Well, we are implementing our own socket passing protocol anyway, and
support the inetd style one only for completeness.

> And I'm not sure that I understand the value being able to rerequest a
> fdstore of fds. To me this sounds like it would be a very rarely used
> feature. Could this be made an option that could be enabled when you add
> the bus service that allows a service to rerequest their activation and
> fdstore fds?

Apple's launchd does activation that way. They have a "check-in"
protocol, where instead of passing fds through exec() the activated
process ask for them via an IPC call. This has quite some benefits as
it allows the service manager to update the set of sockets
dynamically, and the service can query them at any time to acquire the
newest set.

Another reason btw to keep the fd open in systemd is that we allow a
series of programs to be invoked via multiple ExecStartPre=,
ExecStart=, ExecStartPost=, ExecStop=, ExecStopPost= lines, and we
have to keep things open at least for all but the last one hence, so
that we have something to pass to the last invocation.

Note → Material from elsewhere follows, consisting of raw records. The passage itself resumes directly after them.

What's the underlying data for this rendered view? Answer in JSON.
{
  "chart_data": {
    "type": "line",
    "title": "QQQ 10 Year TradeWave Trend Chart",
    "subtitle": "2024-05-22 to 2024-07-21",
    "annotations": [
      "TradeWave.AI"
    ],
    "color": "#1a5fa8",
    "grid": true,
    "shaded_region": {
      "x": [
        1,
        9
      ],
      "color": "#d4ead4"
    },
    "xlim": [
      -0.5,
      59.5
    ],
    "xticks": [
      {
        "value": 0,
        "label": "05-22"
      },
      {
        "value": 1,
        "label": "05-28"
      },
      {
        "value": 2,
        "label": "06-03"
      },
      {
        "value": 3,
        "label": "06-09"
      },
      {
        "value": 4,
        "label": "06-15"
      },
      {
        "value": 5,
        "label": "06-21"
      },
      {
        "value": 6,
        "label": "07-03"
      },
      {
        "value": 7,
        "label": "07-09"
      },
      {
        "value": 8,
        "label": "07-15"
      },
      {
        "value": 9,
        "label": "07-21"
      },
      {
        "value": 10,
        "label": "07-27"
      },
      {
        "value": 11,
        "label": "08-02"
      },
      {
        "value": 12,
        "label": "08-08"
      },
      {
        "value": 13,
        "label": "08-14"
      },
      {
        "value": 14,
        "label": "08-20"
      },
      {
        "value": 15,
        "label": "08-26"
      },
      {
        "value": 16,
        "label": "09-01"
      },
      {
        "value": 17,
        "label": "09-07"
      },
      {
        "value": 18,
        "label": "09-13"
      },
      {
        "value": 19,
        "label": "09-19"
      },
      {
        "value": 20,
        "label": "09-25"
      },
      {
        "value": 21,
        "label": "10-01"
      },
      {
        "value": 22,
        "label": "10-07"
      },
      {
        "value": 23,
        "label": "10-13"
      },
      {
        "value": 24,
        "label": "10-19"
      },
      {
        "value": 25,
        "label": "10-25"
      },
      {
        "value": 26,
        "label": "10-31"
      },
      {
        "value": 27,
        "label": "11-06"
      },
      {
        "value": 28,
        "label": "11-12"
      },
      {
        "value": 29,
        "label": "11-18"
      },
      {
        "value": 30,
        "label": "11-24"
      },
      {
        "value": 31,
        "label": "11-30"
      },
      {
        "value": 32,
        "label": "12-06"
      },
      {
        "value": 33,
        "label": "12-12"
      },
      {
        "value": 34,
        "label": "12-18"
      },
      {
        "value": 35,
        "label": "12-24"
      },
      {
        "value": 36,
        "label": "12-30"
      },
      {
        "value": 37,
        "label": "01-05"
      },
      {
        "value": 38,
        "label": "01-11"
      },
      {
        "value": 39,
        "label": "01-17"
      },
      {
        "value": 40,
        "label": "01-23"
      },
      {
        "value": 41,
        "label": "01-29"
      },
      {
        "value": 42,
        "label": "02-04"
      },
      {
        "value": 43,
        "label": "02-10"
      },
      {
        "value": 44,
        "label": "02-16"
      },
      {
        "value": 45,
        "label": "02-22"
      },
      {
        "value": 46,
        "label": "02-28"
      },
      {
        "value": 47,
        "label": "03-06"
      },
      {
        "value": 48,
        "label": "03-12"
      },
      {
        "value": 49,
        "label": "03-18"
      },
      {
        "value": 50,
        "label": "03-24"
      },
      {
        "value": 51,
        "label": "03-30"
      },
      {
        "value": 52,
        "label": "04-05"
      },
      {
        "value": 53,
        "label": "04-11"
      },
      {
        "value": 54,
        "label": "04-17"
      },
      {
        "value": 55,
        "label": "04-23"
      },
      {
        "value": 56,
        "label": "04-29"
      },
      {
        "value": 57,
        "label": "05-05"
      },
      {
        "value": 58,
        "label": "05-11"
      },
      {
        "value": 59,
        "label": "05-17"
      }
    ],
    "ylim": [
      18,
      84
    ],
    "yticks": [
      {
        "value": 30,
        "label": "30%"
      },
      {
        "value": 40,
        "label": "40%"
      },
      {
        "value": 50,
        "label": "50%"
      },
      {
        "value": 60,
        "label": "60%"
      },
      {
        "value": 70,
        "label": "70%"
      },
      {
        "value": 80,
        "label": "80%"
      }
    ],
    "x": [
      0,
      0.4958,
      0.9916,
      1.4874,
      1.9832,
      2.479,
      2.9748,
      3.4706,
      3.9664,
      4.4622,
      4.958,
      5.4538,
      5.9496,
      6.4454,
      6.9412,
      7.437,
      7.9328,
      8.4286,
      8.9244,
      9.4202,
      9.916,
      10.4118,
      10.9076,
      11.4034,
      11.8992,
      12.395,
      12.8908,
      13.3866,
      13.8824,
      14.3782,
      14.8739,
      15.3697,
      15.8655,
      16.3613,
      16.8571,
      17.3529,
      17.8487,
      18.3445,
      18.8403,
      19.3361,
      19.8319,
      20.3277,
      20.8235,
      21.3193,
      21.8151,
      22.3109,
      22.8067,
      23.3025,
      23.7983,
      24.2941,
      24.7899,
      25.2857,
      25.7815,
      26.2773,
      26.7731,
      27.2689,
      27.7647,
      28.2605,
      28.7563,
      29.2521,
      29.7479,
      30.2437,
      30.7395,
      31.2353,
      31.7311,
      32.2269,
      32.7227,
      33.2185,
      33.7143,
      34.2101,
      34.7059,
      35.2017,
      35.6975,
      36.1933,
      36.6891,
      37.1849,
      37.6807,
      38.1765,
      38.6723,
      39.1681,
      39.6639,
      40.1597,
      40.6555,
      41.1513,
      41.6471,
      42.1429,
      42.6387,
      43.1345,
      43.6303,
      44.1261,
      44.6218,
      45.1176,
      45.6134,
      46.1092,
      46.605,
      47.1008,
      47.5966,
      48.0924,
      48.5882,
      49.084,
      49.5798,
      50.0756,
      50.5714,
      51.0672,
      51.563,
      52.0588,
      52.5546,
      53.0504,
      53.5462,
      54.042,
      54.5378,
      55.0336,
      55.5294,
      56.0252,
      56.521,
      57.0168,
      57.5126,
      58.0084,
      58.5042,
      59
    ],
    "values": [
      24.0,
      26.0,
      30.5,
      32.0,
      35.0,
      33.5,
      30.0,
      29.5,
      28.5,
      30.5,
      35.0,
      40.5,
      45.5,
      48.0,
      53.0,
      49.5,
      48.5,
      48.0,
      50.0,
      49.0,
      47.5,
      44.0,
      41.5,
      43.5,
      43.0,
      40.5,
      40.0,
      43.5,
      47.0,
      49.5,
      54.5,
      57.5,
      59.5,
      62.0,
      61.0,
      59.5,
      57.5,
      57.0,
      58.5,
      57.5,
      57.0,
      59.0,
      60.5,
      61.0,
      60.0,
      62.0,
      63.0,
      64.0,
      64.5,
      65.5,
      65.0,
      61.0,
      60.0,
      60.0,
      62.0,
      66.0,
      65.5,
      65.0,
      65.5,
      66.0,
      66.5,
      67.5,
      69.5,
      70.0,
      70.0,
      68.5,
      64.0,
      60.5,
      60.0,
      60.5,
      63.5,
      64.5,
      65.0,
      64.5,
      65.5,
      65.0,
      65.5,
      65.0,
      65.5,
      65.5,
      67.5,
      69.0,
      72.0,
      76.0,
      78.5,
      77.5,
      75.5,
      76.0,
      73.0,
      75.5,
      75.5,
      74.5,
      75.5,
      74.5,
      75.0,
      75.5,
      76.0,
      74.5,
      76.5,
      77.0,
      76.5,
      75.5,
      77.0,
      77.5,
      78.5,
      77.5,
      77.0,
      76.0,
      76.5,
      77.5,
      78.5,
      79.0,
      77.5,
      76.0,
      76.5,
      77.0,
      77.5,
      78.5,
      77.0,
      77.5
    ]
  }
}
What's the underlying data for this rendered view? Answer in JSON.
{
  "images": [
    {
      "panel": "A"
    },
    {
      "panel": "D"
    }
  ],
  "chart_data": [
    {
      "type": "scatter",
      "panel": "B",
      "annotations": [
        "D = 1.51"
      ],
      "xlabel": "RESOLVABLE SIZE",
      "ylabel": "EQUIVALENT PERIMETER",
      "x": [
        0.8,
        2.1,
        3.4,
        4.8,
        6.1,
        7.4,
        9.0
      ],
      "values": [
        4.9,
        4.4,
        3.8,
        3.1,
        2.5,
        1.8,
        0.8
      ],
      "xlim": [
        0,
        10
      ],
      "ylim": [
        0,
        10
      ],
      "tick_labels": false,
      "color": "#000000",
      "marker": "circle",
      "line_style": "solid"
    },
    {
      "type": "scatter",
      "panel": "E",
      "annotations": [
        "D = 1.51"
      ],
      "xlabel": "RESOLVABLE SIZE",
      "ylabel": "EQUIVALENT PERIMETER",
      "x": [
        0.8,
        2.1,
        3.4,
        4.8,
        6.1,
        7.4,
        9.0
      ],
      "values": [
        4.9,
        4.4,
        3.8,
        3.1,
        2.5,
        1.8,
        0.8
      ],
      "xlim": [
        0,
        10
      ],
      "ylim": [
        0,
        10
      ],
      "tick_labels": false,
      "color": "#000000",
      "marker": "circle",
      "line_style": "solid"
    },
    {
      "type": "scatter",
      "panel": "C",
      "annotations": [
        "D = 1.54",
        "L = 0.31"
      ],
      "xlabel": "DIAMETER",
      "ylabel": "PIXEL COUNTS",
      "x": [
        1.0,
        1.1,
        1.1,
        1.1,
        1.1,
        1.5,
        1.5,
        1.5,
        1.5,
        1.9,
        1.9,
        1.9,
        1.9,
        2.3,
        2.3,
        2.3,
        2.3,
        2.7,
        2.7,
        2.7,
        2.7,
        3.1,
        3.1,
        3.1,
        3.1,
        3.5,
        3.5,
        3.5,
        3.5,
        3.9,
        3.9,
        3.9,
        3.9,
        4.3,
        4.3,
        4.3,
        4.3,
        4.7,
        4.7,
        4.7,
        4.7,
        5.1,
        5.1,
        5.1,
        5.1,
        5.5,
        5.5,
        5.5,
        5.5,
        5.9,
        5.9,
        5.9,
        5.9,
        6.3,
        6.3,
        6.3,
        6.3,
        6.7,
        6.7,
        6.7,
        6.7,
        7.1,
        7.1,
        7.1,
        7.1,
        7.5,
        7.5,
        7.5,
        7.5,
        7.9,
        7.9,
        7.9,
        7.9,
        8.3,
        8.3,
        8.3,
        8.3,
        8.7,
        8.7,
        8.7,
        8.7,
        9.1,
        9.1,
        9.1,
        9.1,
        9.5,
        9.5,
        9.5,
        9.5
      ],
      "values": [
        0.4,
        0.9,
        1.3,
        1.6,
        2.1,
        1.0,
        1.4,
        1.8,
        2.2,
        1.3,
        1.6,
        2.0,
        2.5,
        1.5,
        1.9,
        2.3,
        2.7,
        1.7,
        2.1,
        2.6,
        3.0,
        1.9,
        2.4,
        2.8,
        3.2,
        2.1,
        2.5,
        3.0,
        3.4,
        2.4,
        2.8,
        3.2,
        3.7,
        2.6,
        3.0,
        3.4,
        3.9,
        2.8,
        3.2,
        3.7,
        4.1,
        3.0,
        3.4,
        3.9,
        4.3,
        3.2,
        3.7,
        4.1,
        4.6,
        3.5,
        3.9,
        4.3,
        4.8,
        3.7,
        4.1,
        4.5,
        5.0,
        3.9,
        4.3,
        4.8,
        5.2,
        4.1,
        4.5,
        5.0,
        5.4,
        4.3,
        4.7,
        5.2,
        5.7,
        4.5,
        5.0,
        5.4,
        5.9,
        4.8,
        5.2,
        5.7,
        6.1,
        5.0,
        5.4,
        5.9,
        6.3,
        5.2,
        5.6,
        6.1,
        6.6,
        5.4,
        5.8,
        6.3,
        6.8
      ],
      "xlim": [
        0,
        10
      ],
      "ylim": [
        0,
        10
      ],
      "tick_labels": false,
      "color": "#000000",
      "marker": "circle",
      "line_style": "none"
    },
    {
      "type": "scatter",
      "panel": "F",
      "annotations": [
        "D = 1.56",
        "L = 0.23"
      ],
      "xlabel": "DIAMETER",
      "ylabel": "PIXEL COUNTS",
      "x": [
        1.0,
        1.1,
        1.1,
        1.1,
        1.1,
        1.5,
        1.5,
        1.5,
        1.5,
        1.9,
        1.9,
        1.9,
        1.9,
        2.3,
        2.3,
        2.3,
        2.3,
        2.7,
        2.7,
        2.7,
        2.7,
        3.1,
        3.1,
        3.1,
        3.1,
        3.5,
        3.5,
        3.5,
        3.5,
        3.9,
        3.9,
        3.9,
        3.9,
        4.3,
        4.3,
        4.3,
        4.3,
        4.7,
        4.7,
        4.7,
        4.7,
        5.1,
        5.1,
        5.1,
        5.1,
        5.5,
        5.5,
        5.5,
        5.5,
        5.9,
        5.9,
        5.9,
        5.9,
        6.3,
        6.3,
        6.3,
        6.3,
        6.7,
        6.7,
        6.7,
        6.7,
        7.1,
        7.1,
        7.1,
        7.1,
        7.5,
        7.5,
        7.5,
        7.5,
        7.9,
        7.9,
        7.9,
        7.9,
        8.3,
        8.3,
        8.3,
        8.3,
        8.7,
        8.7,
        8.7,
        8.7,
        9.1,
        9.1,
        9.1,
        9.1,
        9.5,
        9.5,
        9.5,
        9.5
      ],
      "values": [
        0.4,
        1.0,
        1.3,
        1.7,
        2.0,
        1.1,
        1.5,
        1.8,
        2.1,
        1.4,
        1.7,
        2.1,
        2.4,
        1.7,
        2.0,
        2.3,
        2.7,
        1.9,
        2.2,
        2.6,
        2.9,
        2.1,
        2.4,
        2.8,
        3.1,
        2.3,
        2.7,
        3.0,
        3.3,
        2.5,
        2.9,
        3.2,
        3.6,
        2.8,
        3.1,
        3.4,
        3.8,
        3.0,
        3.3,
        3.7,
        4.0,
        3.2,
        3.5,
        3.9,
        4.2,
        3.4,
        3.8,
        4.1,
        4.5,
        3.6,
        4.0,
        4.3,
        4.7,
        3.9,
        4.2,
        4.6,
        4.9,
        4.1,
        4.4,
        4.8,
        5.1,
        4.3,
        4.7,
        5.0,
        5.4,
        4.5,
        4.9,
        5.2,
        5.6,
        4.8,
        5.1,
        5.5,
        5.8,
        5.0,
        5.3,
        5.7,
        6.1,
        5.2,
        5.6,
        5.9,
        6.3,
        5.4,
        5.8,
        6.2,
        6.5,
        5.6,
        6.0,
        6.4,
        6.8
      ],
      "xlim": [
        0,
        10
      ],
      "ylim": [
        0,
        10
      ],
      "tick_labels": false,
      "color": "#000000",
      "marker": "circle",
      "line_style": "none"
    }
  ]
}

> > Did you run into problems with this behaviour?
> >
> 
> Oh yes. It breaks a large number of management tools that we have on to do
> various things on clusters. It is a kind of pseudoconcurrency. Think of
> like this:
> 
> foreach compute-node;
>    rsh node daemonize quick-but-not-instant-task
> 
> With xinetd the demonization would close the accepted socket.  Then the
> foreach loop would nearly instantly move onto the next node. We could zip
> through 8000 nodes in a couple of seconds.
> 
> With systemd holding onto the socket the "rsh" hangs until the
> quick-but-not-instant-task completes. This causes the foreach loop to take
> anywhere from between 45min and several hours. Because it isn't really rsh
> and demonize and I just used that to make it easy to understand what is
> going on, rewriting several of our tools is non-trivial and would end up
> violating all sorts of implicit logical layering within the tools and
> libraries that we use to build them.

Hmm, let me get this right: the activated service closes its fd much
earlier than it calls exit() and you want that this is propagated back
to the client instead of having that delayed until the service
actually calls exit()?

Normally one would solve this by inserting shutdown(fd, SHUT_RDWR) at
the right place, since that *really* terminates the connection,
regardless if anyone else has an fd open still. Is that an option
here?

I figure I'd be open to adding an option that makes sure the
connection socket is closed as soon as the last ExecXYZ= process we
need is forked off.

> Where is this in the source code? I've been planning to send you a patch to
> change the behavior but I have't quite connected the dots from where a job
> within a transaction is inserted on the run queue to where the fork for the
> "ExecStart" actually happens.

it's in src/core/service.

Lennart

-- 
Lennart Poettering, Red Hat